The same could be said for knowing the world. If we choose to look away from one aspect of reality, we are, in truth, denying all of reality.
Seeing and feeling the terror and pain of the world, if we keep our eyes and hearts open long enough, we are able to recognize that we feel the world’s pain because we are the world. This is the reality of “oneness” in our terrestrial incarnations. To even catch a glimpse of this larger reality, as it applies to our physical, material lives, is horrifying and painful. Sometimes, a person will first be horrified with their self, finding out that they are not at all who or what they thought they were. This is just as terrifying as realizing that expendable child sex slaves are a common commodity of the elite and that somebody may have died from the glue they applied to the back of your iPhone screen (this is information I gathered from an inside source, close to a Foxconn executive. Foxconn infamously manufactures iPads and iPhones at slave-like labor camps). Only those with strength and potential for awakening will not look away. The rest will continue sleeping.

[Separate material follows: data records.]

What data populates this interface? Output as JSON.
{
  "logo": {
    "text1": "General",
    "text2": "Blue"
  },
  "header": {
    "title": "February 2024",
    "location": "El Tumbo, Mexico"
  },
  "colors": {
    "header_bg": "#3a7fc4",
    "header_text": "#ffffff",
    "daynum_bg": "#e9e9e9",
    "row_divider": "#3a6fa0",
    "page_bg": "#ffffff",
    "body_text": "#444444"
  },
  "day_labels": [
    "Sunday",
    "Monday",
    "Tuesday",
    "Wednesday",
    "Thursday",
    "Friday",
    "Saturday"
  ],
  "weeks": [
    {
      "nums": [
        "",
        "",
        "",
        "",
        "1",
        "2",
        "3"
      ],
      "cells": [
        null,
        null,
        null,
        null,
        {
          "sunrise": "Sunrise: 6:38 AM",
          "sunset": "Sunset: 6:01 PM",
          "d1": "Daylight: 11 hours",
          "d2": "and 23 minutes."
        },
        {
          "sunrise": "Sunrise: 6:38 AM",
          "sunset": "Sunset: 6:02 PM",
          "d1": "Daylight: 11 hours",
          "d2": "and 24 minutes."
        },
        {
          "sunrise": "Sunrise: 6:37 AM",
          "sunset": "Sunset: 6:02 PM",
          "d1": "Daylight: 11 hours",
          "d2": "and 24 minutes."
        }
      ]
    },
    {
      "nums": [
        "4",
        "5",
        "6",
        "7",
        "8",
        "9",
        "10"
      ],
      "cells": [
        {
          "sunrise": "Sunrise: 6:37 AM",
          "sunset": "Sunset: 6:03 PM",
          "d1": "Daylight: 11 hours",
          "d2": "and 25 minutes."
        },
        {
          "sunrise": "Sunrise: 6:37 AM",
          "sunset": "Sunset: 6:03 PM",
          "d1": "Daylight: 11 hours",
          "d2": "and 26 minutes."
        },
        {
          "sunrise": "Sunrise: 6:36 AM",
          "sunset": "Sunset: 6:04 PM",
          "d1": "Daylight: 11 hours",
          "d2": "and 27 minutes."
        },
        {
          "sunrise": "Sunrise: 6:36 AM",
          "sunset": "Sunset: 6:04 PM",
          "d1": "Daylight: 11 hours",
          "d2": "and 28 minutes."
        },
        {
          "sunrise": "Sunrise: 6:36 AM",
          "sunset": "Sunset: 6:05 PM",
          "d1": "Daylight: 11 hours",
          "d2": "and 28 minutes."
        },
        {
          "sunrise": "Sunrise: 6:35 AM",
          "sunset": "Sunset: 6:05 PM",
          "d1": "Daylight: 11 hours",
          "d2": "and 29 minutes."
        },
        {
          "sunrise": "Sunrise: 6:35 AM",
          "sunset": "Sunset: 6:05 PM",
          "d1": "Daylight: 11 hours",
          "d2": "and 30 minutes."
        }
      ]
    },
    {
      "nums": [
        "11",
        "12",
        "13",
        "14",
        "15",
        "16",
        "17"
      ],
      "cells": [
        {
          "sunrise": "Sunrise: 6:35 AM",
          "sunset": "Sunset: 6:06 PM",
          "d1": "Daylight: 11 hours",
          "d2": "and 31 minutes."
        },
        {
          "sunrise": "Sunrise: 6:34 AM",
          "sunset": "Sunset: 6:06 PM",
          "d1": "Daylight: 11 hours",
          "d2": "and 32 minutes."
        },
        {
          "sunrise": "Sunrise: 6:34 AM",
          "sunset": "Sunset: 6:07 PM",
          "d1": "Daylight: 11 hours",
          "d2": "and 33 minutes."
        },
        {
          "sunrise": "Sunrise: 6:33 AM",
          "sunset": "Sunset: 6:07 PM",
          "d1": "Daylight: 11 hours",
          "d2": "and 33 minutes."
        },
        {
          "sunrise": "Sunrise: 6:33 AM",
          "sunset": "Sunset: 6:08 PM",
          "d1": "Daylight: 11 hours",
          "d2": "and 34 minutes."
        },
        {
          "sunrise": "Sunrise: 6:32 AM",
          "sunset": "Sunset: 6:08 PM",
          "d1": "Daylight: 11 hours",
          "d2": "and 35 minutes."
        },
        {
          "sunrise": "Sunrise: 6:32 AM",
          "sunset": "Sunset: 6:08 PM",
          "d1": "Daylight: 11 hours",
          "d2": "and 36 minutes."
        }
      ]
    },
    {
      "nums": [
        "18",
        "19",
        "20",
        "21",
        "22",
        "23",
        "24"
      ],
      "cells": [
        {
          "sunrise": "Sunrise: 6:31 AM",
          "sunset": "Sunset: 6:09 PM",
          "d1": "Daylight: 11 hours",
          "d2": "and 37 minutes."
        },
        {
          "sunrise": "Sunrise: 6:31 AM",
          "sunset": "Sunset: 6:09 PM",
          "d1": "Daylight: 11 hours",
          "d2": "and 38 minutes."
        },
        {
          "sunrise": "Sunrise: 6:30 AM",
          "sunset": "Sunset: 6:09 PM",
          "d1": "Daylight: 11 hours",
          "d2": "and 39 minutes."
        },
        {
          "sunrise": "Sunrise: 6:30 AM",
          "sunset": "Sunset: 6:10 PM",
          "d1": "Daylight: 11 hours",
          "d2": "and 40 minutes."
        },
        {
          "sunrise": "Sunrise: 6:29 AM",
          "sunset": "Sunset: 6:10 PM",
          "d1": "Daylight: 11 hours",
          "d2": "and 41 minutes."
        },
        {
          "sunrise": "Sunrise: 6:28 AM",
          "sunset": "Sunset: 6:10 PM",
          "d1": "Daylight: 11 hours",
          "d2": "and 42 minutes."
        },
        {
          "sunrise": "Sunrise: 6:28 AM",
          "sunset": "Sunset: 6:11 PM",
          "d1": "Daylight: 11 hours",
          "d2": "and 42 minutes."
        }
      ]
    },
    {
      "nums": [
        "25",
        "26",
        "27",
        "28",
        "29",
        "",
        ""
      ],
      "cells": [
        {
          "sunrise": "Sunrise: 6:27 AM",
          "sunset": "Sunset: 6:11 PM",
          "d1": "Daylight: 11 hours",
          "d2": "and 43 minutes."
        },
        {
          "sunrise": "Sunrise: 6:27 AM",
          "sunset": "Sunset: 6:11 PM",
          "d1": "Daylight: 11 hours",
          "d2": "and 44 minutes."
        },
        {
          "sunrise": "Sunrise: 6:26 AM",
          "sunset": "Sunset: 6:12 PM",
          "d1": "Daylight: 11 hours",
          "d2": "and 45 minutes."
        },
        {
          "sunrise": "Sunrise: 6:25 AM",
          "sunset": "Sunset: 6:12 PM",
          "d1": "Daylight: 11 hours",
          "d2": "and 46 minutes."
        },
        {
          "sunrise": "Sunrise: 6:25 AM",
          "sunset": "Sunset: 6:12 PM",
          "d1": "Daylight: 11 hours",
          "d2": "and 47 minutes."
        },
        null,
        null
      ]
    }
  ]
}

Objectively, while the aforementioned horrors of reality are indeed negative in the context of human life, you recognizing them and feeling something about them is actually quite positive. Many of us feel actually quite hopeful when you get sick to your stomach for the first time, when you fall to the floor in grief that isn’t about YOU. The day you recognize, viscerally, something larger than yourself, is a happy day for humanity. It is the day your spiritual work, working on yourself and working for the world, can begin. So, being positive isn’t just about generating positive emotional states or getting what YOU want (what your personality wants). Nor is it just about pointing out everything negative in the world. Being positive is about doing positive work for the world, not just for yourself. And in order to do this work effectively, one must be able to see and feel the world, in all its ugliness and in its beauty; see and feel oneself, in all one’s ugliness and all one's beauty; and not look away.